Canada pausing use of AstraZeneca vaccine for those below 55
Health officials cite ‘substantial uncertainty’ around rare blood clots and say a risk assessment is under way.
Canada is pausing the use of AstraZeneca’s COVID-19 vaccine for adults below age 55, a top public health officer said on Monday, after an advisory panel cited “substantial uncertainty” around the potential risk of developing rare blood clots.
The National Advisory Committee on Immunization earlier recommended recommended a pause in the use of the AstraZeneca vaccine for Canadians in that age group.
“We are acting decisively with our unified position to pause the use of AstraZeneca vaccine in Canada in those under age 55 at this time,” Canada’s deputy chief public health officer, Howard Njoo, told reporters on Monday afternoon.
“We are taking this precautionary measure while Health Canada, as the regulator, completes its updated risk-benefit analysis based on emerging data.”
Canada is the latest country to temporarily suspend the use of AstraZeneca vaccines after rare cases of blood clots were reported.
Several nations, mostly in Europe, paused the use of the jabs this month, despite assurances from the British-Swedish multinational, European Medicines Agency (EMA) and the World Health Organization (WHO) that the vaccine is safe.
“As of now, we do not know whether some or all of the conditions have been caused by the vaccine or by other coincidental factors,” Hans Kluge, WHO director for Europe, said on March 18. “At this point in time, however, the benefits of the AstraZeneca vaccine far outweigh its risks – and its use should continue, to save lives.”
Last week, Health Canada also tried to reassure Canadians, saying the AstraZeneca vaccine “continues to be safe and effective” and encouraging people to get inoculated with any of the vaccines authorised for use in the country.
Njoo said Canada, which has not had any reports of blood clots to date, has other vaccine options to inoculate its population while the review is underway.
“Adults 55 years of age and older may still be offered the AstraZeneca vaccine given the increased risk of hospitalisation and death due to COVID-19 in this population and since VIPIT reports have been even rarer in that age group,” he added.
On Monday afternoon, the province of Quebec announced that it would temporarily suspend the use of the AstraZeneca vaccine for people below 55 “until expert assessments are completed”.

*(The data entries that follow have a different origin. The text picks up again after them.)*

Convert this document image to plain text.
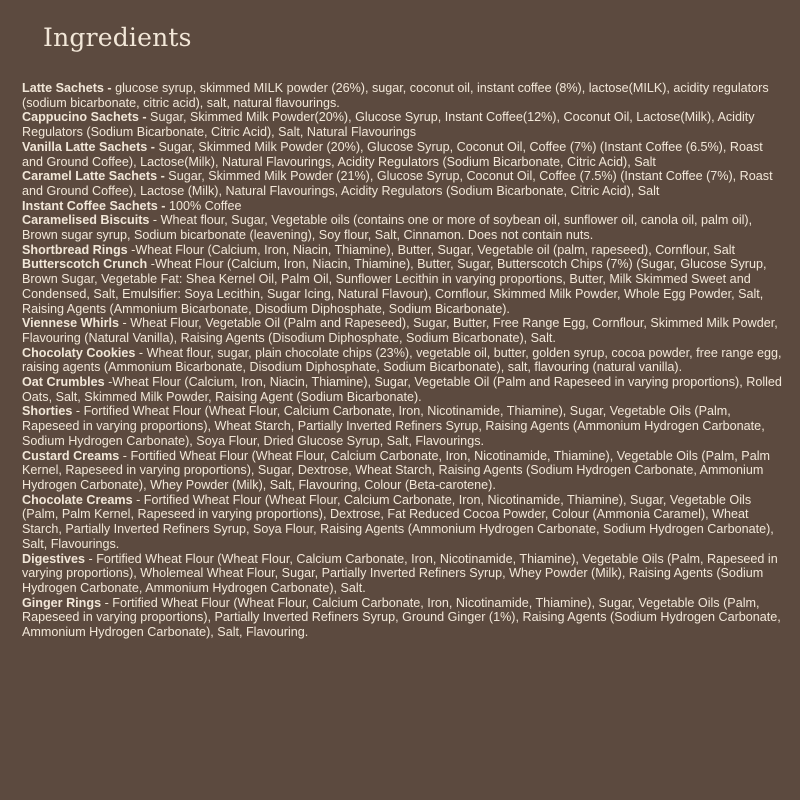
Ingredients
Latte Sachets - glucose syrup, skimmed MILK powder (26%), sugar, coconut oil, instant coffee (8%), lactose(MILK), acidity regulators (sodium bicarbonate, citric acid), salt, natural flavourings.
Cappucino Sachets - Sugar, Skimmed Milk Powder(20%), Glucose Syrup, Instant Coffee(12%), Coconut Oil, Lactose(Milk), Acidity Regulators (Sodium Bicarbonate, Citric Acid), Salt, Natural Flavourings
Vanilla Latte Sachets - Sugar, Skimmed Milk Powder (20%), Glucose Syrup, Coconut Oil, Coffee (7%) (Instant Coffee (6.5%), Roast and Ground Coffee), Lactose(Milk), Natural Flavourings, Acidity Regulators (Sodium Bicarbonate, Citric Acid), Salt
Caramel Latte Sachets - Sugar, Skimmed Milk Powder (21%), Glucose Syrup, Coconut Oil, Coffee (7.5%) (Instant Coffee (7%), Roast and Ground Coffee), Lactose (Milk), Natural Flavourings, Acidity Regulators (Sodium Bicarbonate, Citric Acid), Salt
Instant Coffee Sachets - 100% Coffee
Caramelised Biscuits - Wheat flour, Sugar, Vegetable oils (contains one or more of soybean oil, sunflower oil, canola oil, palm oil), Brown sugar syrup, Sodium bicarbonate (leavening), Soy flour, Salt, Cinnamon. Does not contain nuts.
Shortbread Rings -Wheat Flour (Calcium, Iron, Niacin, Thiamine), Butter, Sugar, Vegetable oil (palm, rapeseed), Cornflour, Salt
Butterscotch Crunch -Wheat Flour (Calcium, Iron, Niacin, Thiamine), Butter, Sugar, Butterscotch Chips (7%) (Sugar, Glucose Syrup, Brown Sugar, Vegetable Fat: Shea Kernel Oil, Palm Oil, Sunflower Lecithin in varying proportions, Butter, Milk Skimmed Sweet and Condensed, Salt, Emulsifier: Soya Lecithin, Sugar Icing, Natural Flavour), Cornflour, Skimmed Milk Powder, Whole Egg Powder, Salt, Raising Agents (Ammonium Bicarbonate, Disodium Diphosphate, Sodium Bicarbonate).
Viennese Whirls - Wheat Flour, Vegetable Oil (Palm and Rapeseed), Sugar, Butter, Free Range Egg, Cornflour, Skimmed Milk Powder, Flavouring (Natural Vanilla), Raising Agents (Disodium Diphosphate, Sodium Bicarbonate), Salt.
Chocolaty Cookies - Wheat flour, sugar, plain chocolate chips (23%), vegetable oil, butter, golden syrup, cocoa powder, free range egg, raising agents (Ammonium Bicarbonate, Disodium Diphosphate, Sodium Bicarbonate), salt, flavouring (natural vanilla).
Oat Crumbles -Wheat Flour (Calcium, Iron, Niacin, Thiamine), Sugar, Vegetable Oil (Palm and Rapeseed in varying proportions), Rolled Oats, Salt, Skimmed Milk Powder, Raising Agent (Sodium Bicarbonate).
Shorties - Fortified Wheat Flour (Wheat Flour, Calcium Carbonate, Iron, Nicotinamide, Thiamine), Sugar, Vegetable Oils (Palm, Rapeseed in varying proportions), Wheat Starch, Partially Inverted Refiners Syrup, Raising Agents (Ammonium Hydrogen Carbonate, Sodium Hydrogen Carbonate), Soya Flour, Dried Glucose Syrup, Salt, Flavourings.
Custard Creams - Fortified Wheat Flour (Wheat Flour, Calcium Carbonate, Iron, Nicotinamide, Thiamine), Vegetable Oils (Palm, Palm Kernel, Rapeseed in varying proportions), Sugar, Dextrose, Wheat Starch, Raising Agents (Sodium Hydrogen Carbonate, Ammonium Hydrogen Carbonate), Whey Powder (Milk), Salt, Flavouring, Colour (Beta-carotene).
Chocolate Creams - Fortified Wheat Flour (Wheat Flour, Calcium Carbonate, Iron, Nicotinamide, Thiamine), Sugar, Vegetable Oils (Palm, Palm Kernel, Rapeseed in varying proportions), Dextrose, Fat Reduced Cocoa Powder, Colour (Ammonia Caramel), Wheat Starch, Partially Inverted Refiners Syrup, Soya Flour, Raising Agents (Ammonium Hydrogen Carbonate, Sodium Hydrogen Carbonate), Salt, Flavourings.
Digestives - Fortified Wheat Flour (Wheat Flour, Calcium Carbonate, Iron, Nicotinamide, Thiamine), Vegetable Oils (Palm, Rapeseed in varying proportions), Wholemeal Wheat Flour, Sugar, Partially Inverted Refiners Syrup, Whey Powder (Milk), Raising Agents (Sodium Hydrogen Carbonate, Ammonium Hydrogen Carbonate), Salt.
Ginger Rings - Fortified Wheat Flour (Wheat Flour, Calcium Carbonate, Iron, Nicotinamide, Thiamine), Sugar, Vegetable Oils (Palm, Rapeseed in varying proportions), Partially Inverted Refiners Syrup, Ground Ginger (1%), Raising Agents (Sodium Hydrogen Carbonate, Ammonium Hydrogen Carbonate), Salt, Flavouring.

British Columbia, Alberta, Saskatchewan, Manitoba, Ontario, and Newfoundland and Labrador said they would pause its use for anyone under 55. Prince Edward Island, where the AstraZeneca jab had been offered to residents between the ages of 18 and 29, also temporarily suspended its use.

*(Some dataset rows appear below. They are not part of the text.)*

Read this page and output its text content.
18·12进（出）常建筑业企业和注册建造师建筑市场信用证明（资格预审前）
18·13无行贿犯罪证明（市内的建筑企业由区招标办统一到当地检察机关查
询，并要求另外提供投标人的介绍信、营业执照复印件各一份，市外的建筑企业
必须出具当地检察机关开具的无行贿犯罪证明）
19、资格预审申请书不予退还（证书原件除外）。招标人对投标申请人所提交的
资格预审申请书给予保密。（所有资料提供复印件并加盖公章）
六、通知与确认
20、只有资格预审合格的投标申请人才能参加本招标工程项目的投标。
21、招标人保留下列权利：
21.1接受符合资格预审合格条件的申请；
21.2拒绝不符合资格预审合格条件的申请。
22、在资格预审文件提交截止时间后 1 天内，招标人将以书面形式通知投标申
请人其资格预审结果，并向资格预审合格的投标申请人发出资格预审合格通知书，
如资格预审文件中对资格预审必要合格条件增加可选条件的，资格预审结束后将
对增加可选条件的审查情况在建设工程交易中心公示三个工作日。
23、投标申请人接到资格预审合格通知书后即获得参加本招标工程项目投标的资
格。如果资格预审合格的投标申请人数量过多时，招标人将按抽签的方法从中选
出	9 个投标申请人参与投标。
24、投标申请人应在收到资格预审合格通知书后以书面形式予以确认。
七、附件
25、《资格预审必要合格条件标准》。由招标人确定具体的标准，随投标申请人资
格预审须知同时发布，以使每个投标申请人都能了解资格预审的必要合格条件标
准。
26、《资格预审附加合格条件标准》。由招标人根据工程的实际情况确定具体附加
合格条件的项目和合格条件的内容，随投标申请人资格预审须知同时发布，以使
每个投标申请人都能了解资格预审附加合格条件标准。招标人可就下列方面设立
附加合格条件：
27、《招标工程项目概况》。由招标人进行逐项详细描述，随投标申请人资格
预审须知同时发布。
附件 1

Canada’s drug regulator approved AstraZeneca in late February, as the government sought to boost its vaccination campaign.

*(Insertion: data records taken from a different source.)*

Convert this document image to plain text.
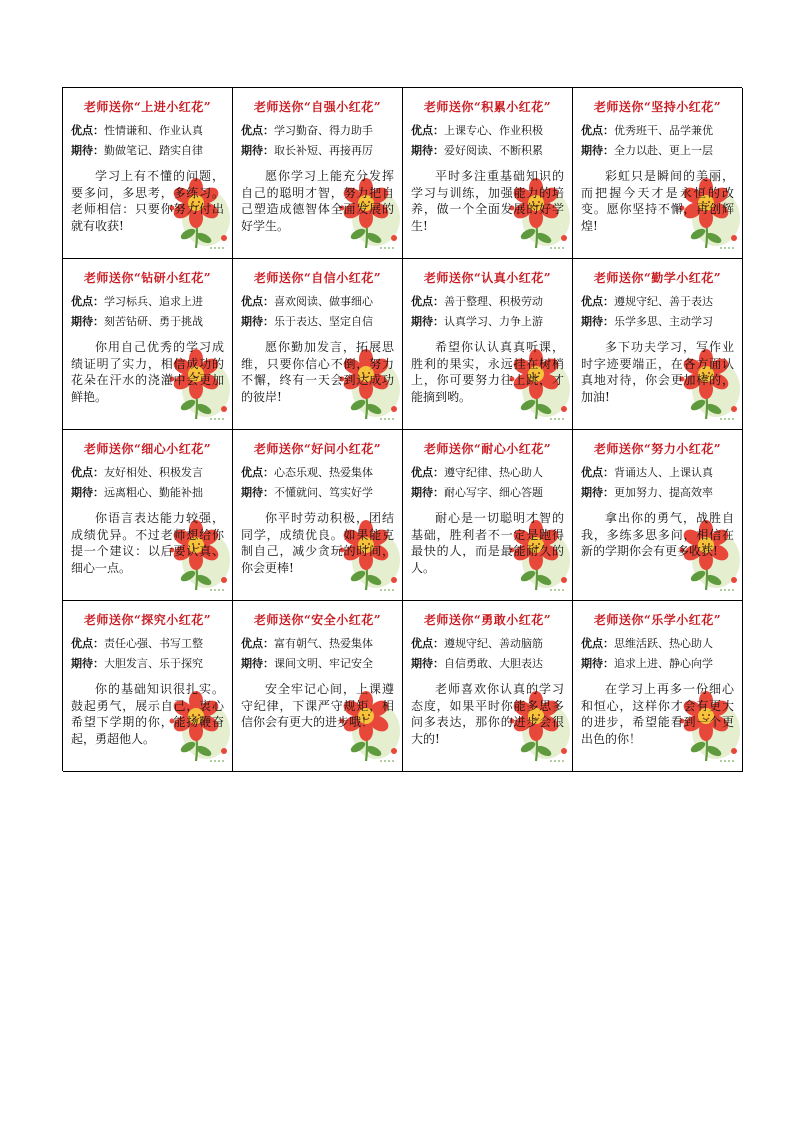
老师送你“上进小红花”
优点：性情谦和、作业认真
期待：勤做笔记、踏实自律
学习上有不懂的问题，要多问，多思考，多练习。老师相信：只要你努力付出就有收获!
老师送你“自强小红花”
优点：学习勤奋、得力助手
期待：取长补短、再接再厉
愿你学习上能充分发挥自己的聪明才智，努力把自己塑造成德智体全面发展的好学生。
老师送你“积累小红花”
优点：上课专心、作业积极
期待：爱好阅读、不断积累
平时多注重基础知识的学习与训练，加强能力的培养，做一个全面发展的好学生!
老师送你“坚持小红花”
优点：优秀班干、品学兼优
期待：全力以赴、更上一层
彩虹只是瞬间的美丽，而把握今天才是永恒的改变。愿你坚持不懈，再创辉煌!
老师送你“钻研小红花”
优点：学习标兵、追求上进
期待：刻苦钻研、勇于挑战
你用自己优秀的学习成绩证明了实力，相信成功的花朵在汗水的浇灌中会更加鲜艳。
老师送你“自信小红花”
优点：喜欢阅读、做事细心
期待：乐于表达、坚定自信
愿你勤加发言，拓展思维，只要你信心不倒，努力不懈，终有一天会到达成功的彼岸!
老师送你“认真小红花”
优点：善于整理、积极劳动
期待：认真学习、力争上游
希望你认认真真听课，胜利的果实，永远挂在树梢上，你可要努力往上跳，才能摘到哟。
老师送你“勤学小红花”
优点：遵规守纪、善于表达
期待：乐学多思、主动学习
多下功夫学习，写作业时字迹要端正，在各方面认真地对待，你会更加棒的，加油!
老师送你“细心小红花”
优点：友好相处、积极发言
期待：远离粗心、勤能补拙
你语言表达能力较强，成绩优异。不过老师想给你提一个建议：以后要认真、细心一点。
老师送你“好问小红花”
优点：心态乐观、热爱集体
期待：不懂就问、笃实好学
你平时劳动积极，团结同学，成绩优良。如果能克制自己，减少贪玩的时间，你会更棒!
老师送你“耐心小红花”
优点：遵守纪律、热心助人
期待：耐心写字、细心答题
耐心是一切聪明才智的基础，胜利者不一定是跑得最快的人，而是最能耐久的人。
老师送你“努力小红花”
优点：背诵达人、上课认真
期待：更加努力、提高效率
拿出你的勇气，战胜自我，多练多思多问，相信在新的学期你会有更多收获!
老师送你“探究小红花”
优点：责任心强、书写工整
期待：大胆发言、乐于探究
你的基础知识很扎实。鼓起勇气，展示自己，衷心希望下学期的你，能扬鞭奋起，勇超他人。
老师送你“安全小红花”
优点：富有朝气、热爱集体
期待：课间文明、牢记安全
安全牢记心间，上课遵守纪律，下课严守规矩，相信你会有更大的进步哦！
老师送你“勇敢小红花”
优点：遵规守纪、善动脑筋
期待：自信勇敢、大胆表达
老师喜欢你认真的学习态度，如果平时你能多思多问多表达，那你的进步会很大的!
老师送你“乐学小红花”
优点：思维活跃、热心助人
期待：追求上进、静心向学
在学习上再多一份细心和恒心，这样你才会有更大的进步，希望能看到一个更出色的你！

The country is expected to receive 1.5 million doses of the vaccine from the United States on Tuesday, Canadian media have reported.
Health Canada said earlier on Monday that it also would require AstraZeneca to provide “a detailed assessment of the benefits and risks of the vaccine by age and sex in the Canadian context”.
“This information will support the ongoing evaluation of these rare blood clotting events, and allow Health Canada to determine if there are specific groups of people who may be at higher risk. Health Canada has been in discussions with AstraZeneca on this evolving issue,” it said in a statement.